Sebelum berangkat, saya mencari informasi tentang Pulau Rambut. Saat itu baru tahu pulau tersebut ternyata berupa hutan, berlumpur, tidak berpenghuni, dan tentu saja tidak ada penjual. Kami akan menginap di pos jaga atau bikin tenda, bukan di penginapan. Hah?! Terus terang, selama ini saya bukan termasuk orang yang suka jalan-jalan ke medan berat seperti hutan atau pegunungan. Saya hanya khawatir tubuh saya nggak kuat di medan seperti itu, lalu seandainya sakit akan merepotkan orang. Hehe. Ya sudahlah tidak apa-apa, yang lebih penting silaturrahimnya, bertemu kawan-kawan baru, sodara-sodara baru. Bertemu teman-teman sealmamater meski dulu di kampus sama sekali belum pernah bertemu, tetapi biasanya segera akrab dan seperti menemukan sodara lama.

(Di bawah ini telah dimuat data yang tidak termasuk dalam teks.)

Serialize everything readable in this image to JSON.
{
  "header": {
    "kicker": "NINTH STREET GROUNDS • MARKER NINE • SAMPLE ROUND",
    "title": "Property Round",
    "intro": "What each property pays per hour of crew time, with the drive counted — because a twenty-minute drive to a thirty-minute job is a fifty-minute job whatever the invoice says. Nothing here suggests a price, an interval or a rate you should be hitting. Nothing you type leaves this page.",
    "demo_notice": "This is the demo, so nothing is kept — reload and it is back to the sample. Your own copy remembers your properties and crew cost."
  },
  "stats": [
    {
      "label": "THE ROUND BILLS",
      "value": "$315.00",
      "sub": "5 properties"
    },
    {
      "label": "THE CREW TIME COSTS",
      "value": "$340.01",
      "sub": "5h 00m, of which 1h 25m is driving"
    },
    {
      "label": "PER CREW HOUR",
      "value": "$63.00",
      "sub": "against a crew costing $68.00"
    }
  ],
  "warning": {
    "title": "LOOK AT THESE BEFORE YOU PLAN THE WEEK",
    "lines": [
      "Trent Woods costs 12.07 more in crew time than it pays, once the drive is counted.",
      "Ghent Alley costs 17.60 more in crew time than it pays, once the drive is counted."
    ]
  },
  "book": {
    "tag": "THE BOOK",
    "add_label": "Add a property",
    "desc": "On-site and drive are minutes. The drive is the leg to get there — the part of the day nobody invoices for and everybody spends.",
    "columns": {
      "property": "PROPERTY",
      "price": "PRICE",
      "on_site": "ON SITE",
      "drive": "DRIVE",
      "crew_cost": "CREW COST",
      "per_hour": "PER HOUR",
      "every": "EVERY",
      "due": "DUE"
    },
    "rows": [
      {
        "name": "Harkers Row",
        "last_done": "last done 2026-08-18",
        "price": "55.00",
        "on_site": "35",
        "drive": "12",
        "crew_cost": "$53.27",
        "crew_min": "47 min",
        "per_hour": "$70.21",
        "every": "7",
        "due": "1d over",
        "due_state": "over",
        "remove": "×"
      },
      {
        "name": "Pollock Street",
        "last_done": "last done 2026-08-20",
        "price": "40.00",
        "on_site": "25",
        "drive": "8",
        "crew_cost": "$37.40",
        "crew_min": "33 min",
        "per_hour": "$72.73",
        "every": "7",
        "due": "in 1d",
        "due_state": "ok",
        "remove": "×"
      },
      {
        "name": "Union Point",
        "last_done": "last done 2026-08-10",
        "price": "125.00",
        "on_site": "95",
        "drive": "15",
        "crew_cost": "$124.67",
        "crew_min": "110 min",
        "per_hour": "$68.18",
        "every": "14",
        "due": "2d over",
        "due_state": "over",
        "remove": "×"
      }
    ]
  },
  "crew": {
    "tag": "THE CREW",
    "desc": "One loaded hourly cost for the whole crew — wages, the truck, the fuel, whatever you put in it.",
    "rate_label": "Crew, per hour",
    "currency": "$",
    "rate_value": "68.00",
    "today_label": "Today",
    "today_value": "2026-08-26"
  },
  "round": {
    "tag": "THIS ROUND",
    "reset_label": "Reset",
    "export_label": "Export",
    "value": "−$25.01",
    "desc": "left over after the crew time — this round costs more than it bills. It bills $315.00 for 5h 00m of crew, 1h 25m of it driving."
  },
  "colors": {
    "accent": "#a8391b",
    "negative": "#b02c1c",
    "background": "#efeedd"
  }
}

Saya tinggal di Depok, yang ternyata tak jauh dari rumah Ulfia. Ketika Ulfia menjemput, dia bilang bawaan saya banyak banget. Dia bilang cuma bawa diri dan tas slempang kecil. Hah?! Saya pikir, saya membawa barang-barang sesuai dengan petunjuk panitia. Bahkan masih kurang, tidak membawa sleeping bag, karena tidak punya. Satu tas ransel digendong, satu tas tangan, satu lagi tas untuk jaket tebal. Isinya lengkap, baju 3 potong dan pakaian dalam, peralatan mandi, mukena, selimut tebal, obat-obat pribadi, kaos kaki, kaos tangan, topi, senter, make up, cemilan, dan air mineral 1800 liter. Bahkan tadinya saya mau bawa koper beroda. Beginilah tipikal anak rumahan yang hendak pergi ke hutan, rempong! 😀

Lalu, pagi-pagi kami dijemput Mbak Ayi dan Mas Sholeh, di jalanan kami mengangkut juga Mbak Andi Rahmah, Mbak Raisah, Pak Endro, dan Pak WWB. Satu mobil berdelapan! Saat di Bandara Soekarno Hatta barulah kami bertemu dengan teman-teman lain, wajah-wajah yang bagi saya asing.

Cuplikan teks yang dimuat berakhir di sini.